Congress Focuses on Meaningful Use Delay and Interoperablity
On July 30, 2015, Rep. Renee Ellmers (R-NC) introduced H.R. 3309 – the Further Flexibility in HIT Reporting and Advancing Interoperability Act or Flex-IT 2 Act – to address concerns with CMS’ proposed rules for Meaningful Use Stage 3 rules for the Medicare and Medicaid EHRs Incentive Programs. The legislation encompasses 5 measures: (1) delay Stage 3 Rulemaking until at least 2017, or MIPS final rules or at least 75 percent of doctors and hospitals are successful in meeting Stage 2 requirements; (2) harmonize reporting requirements (MU, PQRS, IQR) to remove duplicative measurement and streamline requirements from CMS; (3) institutes a 90-day reporting period for each year, regardless of stage or program experience; (4) encourages interoperability among EHR systems; and (5) expands hardship exemptions.
“Today’s legislation is key to supplying healthcare providers with flexibility and certainty, as they struggle yet again to meet the Centers for Medicare & Medicaid Services’ (CMS) stringent requirements pertaining to Meaningful Use,” stated Ellmers. “This legislation supplies relief by delaying Stage 3 rulemaking until at least 2017 in order to give providers time to breathe and a reprieve from the unfair penalties. Only 19 percent of providers have met Stage 2 attestation requirements—a clear sign that physicians, hospitals and healthcare providers are challenged in meeting CMS’ onerous requirements. Given this basic fact, I’m uncertain why CMS would continue to push forward with a Stage 3 rule.”
On the Senate side, the Committee on Health, Education, Labor, and Pensions (HELP) recently held a hearing on the practice of “information blocking” and raised the question of whether the federal government, through its program to encourage adoption of electronic health records (EHRs), played a role in encouraging the practice.
“Since 2009, the American taxpayer has spent $30 billion to spur doctors and hospitals to install electronic health records systems—through incentive payments to Medicare and Medicaid providers,” stated Senate health committee Chairman Lamar Alexander (R-TN). “But interoperability—this communication between systems that is so critical to the success of electronic health records—has been difficult to achieve. Information blocking is one obstacle to interoperability, and I’m interested in hearing today from the witnesses the extent to which this is a problem – and the extent to which the government may share in the blame.”
The hearing was the committee’s fourth in a series intended to solve problems with the federal government’s six-year-old meaningful use program meant to encourage adoption of EHRs at doctor’s offices and hospitals. Staff for the chairman and Ranking Member Patty Murray (D-WA) have been meeting with committee members’ staff weekly and meeting regularly with experts and administration officials to build legislation to improve the program.

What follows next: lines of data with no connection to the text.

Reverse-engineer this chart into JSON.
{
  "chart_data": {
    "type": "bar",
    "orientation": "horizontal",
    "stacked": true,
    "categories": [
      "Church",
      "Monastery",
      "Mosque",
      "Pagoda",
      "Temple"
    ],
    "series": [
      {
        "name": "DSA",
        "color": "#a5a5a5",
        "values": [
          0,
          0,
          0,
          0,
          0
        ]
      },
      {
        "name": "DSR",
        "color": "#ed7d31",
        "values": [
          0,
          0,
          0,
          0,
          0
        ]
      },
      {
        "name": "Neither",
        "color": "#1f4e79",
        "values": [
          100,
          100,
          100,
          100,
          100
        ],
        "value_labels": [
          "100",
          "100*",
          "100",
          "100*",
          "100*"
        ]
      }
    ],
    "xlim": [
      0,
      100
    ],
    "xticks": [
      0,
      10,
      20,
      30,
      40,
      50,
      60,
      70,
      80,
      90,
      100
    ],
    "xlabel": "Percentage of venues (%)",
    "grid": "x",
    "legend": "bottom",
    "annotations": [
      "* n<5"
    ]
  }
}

Alexander said the committee would like to complete its work by this fall. He also suggested that the committee might push to delay implementation of the meaningful use program’s Stage 3 rules for use of EHRs.

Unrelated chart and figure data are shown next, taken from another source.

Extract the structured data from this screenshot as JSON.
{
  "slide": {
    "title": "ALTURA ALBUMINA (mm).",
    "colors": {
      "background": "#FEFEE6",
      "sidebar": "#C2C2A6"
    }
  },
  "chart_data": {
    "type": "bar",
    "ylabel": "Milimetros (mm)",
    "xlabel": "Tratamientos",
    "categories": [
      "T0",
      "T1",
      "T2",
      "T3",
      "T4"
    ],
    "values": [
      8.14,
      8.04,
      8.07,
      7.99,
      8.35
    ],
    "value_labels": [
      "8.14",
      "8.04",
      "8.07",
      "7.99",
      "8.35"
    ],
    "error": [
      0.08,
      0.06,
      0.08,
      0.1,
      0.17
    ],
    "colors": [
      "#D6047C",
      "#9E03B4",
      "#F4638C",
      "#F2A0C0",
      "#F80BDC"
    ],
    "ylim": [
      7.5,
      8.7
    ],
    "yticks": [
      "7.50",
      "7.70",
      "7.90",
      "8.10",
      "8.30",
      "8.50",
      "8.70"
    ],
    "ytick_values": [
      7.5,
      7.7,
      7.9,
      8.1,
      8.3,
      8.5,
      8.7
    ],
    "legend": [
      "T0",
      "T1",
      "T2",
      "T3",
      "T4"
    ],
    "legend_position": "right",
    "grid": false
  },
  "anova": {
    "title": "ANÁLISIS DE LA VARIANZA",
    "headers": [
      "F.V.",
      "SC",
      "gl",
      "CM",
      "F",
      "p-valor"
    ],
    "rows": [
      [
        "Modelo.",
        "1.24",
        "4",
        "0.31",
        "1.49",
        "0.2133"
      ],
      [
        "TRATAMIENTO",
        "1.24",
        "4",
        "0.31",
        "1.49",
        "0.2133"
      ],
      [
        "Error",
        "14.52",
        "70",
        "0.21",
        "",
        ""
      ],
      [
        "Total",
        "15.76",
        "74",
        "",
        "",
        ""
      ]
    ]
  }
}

“My instinct is to say to Secretary Burwell, let’s not go backward on electronic health care records, but let’s not impose on physicians and hospitals a system that doesn’t work and which they spend most of their time dreading,” Alexander said in his opening statement.

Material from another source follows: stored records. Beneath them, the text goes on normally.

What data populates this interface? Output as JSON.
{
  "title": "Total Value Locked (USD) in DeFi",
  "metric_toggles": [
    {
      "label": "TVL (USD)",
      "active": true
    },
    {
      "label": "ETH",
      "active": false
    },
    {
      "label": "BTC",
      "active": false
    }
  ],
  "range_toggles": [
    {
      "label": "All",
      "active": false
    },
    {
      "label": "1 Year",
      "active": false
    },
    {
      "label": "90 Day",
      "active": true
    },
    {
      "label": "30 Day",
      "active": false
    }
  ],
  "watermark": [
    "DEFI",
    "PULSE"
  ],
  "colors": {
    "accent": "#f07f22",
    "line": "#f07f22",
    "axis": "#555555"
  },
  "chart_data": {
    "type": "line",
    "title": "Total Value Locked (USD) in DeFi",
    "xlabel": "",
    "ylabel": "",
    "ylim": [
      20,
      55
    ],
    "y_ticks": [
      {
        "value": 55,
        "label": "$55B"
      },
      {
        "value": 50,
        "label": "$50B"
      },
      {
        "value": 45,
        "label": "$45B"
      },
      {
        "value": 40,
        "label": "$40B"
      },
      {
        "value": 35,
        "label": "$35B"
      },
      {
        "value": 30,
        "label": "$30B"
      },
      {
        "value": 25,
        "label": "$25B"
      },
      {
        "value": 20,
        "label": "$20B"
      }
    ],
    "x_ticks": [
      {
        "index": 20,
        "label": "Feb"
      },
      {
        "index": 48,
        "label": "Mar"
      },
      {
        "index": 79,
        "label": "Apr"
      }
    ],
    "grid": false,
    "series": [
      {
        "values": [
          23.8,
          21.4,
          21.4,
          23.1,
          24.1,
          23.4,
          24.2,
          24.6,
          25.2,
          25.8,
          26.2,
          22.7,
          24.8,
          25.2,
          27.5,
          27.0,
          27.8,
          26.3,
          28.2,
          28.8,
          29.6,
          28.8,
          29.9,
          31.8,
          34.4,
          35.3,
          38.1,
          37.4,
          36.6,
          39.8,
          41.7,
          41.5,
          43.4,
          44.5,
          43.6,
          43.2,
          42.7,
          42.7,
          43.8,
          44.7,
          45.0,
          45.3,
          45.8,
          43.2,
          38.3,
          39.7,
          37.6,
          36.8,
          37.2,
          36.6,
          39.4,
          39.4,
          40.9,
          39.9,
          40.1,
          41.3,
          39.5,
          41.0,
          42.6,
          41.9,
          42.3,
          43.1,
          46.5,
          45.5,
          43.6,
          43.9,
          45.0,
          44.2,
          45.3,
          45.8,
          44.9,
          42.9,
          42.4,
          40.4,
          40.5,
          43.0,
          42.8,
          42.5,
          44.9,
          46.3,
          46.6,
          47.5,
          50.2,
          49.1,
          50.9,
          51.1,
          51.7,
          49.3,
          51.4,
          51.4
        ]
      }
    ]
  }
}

In addition to potentially delaying Stage 3 of the meaningful use program, Alexander suggested that he might want to address who owns an individual’s health data, improving interoperability, reducing excessive physician documentation, and improving security and privacy. Murray emphasized “gag clauses,” which prevent providers from speaking publicly about problems associated with EHRs. She asked whether tools or protections were needed to ensure that individuals can safely report on unfair market practices without fear of repercussions. Many of the witnesses at the hearing agreed that EHR vendors should not be allowed to include such clauses. Other issues discussed included legal concerns about anti-competitive behavior, increasing transparency, the need for a “lemon law,” and impact on value-based payment models.